Re: Turning column into row

From
"Wm. G. Urquhart"
Date:
On Wed, 22 May 2002, Tille, Andreas wrote:

> On Wed, 22 May 2002, Wm. G. Urquhart wrote:
> > Depending on how many properties you had you could include these in the
> > first table and remove the other two table. Using a hash value pair or
> > sommit similar (Value=Desc, Value=Desc) you could then do bitwise
> > operations on the column to extract the information you need.
> Well, there are not much but how to insert a new Property with this
> approach.  Quite impossible.
>
> Anyway, thanks for the thought
>
>          Andreas.
>
> ---------------------------(end of broadcast)---------------------------
> TIP 3: if posting/reading through Usenet, please send an appropriate
> subscribe-nomail command to majordomo@postgresql.org so that your
> message can get through to the mailing list cleanly
>

Not at all if you have for example 6 properties:

Prop 1 = 1 ;
Prop 2 = 2 ;
Prop 3 = 4 ;
Prop 4 = 8 ;
Prop 5 = 16 ;
Prop 6 = 32 ;

The user will select the properties applicable to the Item; so for this
example the new item has Properties 1, 3 and 6. These property values are
added to give a total of 37. This is the value stored in the table column.

Once you have the rows you can then && the Properties column to see if a
property is set. I know this works as I've done it before in Oracle,
Oracle even supports bitwise predicates. But I'm not sure if PostgreSQL
does.

if (Item.Column && Prop1)   Do this ;
else  Property Not supported... ;
end if ;

HTH

-- 
Regards,


Wm. G. Urquhart
Custom Software Solutions
http://www.wurquhart.co.uk




Re: Turning column into row (More...)

From
"Wm. G. Urquhart"
Date:
On Wed, 22 May 2002, Tille, Andreas wrote:

> On Wed, 22 May 2002, Wm.
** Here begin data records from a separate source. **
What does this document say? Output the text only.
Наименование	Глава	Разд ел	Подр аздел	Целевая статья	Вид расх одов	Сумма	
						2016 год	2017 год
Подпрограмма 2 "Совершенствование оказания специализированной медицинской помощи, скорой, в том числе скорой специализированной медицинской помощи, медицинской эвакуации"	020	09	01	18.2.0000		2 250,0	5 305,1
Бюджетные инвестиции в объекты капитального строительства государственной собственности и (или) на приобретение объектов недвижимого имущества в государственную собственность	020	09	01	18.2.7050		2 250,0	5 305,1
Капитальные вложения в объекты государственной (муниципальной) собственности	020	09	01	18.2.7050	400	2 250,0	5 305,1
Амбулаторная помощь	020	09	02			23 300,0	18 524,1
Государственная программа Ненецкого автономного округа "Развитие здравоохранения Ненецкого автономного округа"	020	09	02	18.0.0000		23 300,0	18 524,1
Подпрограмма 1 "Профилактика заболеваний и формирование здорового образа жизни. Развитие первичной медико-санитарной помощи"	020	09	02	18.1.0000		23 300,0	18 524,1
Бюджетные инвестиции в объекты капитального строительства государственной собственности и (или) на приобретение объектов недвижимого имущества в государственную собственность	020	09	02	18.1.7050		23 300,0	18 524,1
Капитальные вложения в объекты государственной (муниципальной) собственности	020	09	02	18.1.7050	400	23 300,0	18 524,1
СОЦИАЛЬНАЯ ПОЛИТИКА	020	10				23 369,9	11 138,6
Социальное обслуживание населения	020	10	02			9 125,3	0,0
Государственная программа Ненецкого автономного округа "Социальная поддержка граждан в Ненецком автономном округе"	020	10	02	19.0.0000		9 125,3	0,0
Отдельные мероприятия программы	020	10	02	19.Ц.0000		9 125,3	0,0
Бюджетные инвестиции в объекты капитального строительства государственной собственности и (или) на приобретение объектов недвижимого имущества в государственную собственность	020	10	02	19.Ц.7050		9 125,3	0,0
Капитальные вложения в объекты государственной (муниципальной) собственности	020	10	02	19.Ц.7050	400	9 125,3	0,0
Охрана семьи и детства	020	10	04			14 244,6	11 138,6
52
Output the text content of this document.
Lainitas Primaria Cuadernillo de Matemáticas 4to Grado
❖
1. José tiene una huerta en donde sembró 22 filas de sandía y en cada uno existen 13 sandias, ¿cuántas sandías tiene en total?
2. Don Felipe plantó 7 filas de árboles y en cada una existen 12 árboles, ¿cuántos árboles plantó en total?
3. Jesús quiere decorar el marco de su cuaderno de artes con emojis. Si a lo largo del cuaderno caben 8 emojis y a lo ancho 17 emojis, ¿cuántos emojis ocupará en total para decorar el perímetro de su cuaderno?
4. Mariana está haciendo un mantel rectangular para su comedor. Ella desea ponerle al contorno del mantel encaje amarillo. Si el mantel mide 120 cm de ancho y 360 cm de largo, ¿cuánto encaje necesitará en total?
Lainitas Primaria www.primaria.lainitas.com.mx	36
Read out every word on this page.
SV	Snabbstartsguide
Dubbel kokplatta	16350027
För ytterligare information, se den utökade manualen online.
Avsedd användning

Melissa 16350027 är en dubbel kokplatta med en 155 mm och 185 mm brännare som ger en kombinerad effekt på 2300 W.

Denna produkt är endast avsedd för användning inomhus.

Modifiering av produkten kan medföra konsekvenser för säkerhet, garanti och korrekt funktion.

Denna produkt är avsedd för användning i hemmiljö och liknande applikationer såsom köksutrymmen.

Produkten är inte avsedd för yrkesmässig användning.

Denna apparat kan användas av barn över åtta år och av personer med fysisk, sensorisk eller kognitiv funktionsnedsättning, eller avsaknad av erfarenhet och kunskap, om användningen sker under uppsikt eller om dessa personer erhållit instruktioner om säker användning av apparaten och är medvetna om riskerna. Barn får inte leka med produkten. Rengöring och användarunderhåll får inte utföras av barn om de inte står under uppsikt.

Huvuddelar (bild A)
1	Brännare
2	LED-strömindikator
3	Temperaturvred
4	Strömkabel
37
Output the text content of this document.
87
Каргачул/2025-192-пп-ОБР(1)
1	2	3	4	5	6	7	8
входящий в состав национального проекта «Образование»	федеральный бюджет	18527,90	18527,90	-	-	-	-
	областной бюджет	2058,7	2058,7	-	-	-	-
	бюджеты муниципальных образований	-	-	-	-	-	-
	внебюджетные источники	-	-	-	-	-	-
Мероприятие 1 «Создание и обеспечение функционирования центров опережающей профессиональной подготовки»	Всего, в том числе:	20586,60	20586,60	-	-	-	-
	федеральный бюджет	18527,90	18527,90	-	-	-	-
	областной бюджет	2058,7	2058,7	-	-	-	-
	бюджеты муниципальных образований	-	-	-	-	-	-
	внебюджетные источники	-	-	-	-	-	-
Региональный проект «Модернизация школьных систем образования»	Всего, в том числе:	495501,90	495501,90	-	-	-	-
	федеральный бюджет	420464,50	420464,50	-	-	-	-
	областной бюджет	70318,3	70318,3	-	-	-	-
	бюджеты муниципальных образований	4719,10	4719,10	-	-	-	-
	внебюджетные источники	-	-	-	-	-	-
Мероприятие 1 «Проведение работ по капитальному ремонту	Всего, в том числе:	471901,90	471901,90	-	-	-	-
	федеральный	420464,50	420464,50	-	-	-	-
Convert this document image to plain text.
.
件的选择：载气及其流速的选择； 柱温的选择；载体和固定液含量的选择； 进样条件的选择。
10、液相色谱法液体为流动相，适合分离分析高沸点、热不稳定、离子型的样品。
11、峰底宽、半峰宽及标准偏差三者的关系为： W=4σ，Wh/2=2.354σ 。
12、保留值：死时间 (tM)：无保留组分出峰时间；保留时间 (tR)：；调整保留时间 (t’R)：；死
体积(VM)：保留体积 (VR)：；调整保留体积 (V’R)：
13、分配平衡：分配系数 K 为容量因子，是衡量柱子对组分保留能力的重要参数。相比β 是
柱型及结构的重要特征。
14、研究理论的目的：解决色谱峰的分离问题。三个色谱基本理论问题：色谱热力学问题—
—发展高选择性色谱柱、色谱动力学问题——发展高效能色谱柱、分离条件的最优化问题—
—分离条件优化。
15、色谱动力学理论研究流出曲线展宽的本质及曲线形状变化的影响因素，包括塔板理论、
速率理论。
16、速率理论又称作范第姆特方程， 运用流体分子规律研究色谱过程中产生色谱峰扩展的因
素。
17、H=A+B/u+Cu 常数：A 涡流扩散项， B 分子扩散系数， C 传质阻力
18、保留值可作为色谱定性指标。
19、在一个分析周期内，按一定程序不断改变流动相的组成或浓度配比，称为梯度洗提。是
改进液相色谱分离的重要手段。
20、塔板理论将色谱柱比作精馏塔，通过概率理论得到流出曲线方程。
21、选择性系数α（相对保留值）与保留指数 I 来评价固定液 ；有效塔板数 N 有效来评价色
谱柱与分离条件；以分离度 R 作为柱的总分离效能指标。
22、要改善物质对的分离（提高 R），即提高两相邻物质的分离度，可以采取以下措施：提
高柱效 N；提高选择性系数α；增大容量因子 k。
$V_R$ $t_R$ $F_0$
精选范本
G. Urquhart wrote:
> > Depending on how many properties you had you could include these in the
> > first table and remove the other two table. Using a hash value pair or
> > sommit similar (Value=Desc, Value=Desc) you could then do bitwise
> > operations on the column to extract the information you need.
> Well, there are not much but how to insert a new Property with this
> approach.  Quite impossible.
>
> Anyway, thanks for the thought
>
>          Andreas.
>
> ---------------------------(end of broadcast)---------------------------
> TIP 3: if posting/reading through Usenet, please send an appropriate
> subscribe-nomail command to majordomo@postgresql.org so that your
> message can get through to the mailing list cleanly
>

In fact on further investigation :

select ?, ?, ? from ? where (column & value = value) ;

Returns the rows with the appropriate bits set. So this idea will work in
PostgreSQL.

HTH.

-- 
Regards,


Wm. G. Urquhart
Custom Software Solutions
http://www.wurquhart.co.uk




Re: Turning column into row

From
"Tille, Andreas"
Date:
On Wed, 22 May 2002, Wm. G. Urquhart wrote:

> Not at all if you have for example 6 properties:
>
> Prop 1 = 1 ;
> Prop 2 = 2 ;
> Prop 3 = 4 ;
> Prop 4 = 8 ;
> Prop 5 = 16 ;
> Prop 6 = 32 ;
You are right, I have exactly 6 properties ;-) and actually for this
kind of application it is perfectly all right to proceed this way.
I do not put all of them not in separate columns but into one
column with the concatenated string   Prop 1/Prop 3/Prop 6/
(and strip the remaining '/' afterwards).
While this solution is kind of a hack it fits my needs so far.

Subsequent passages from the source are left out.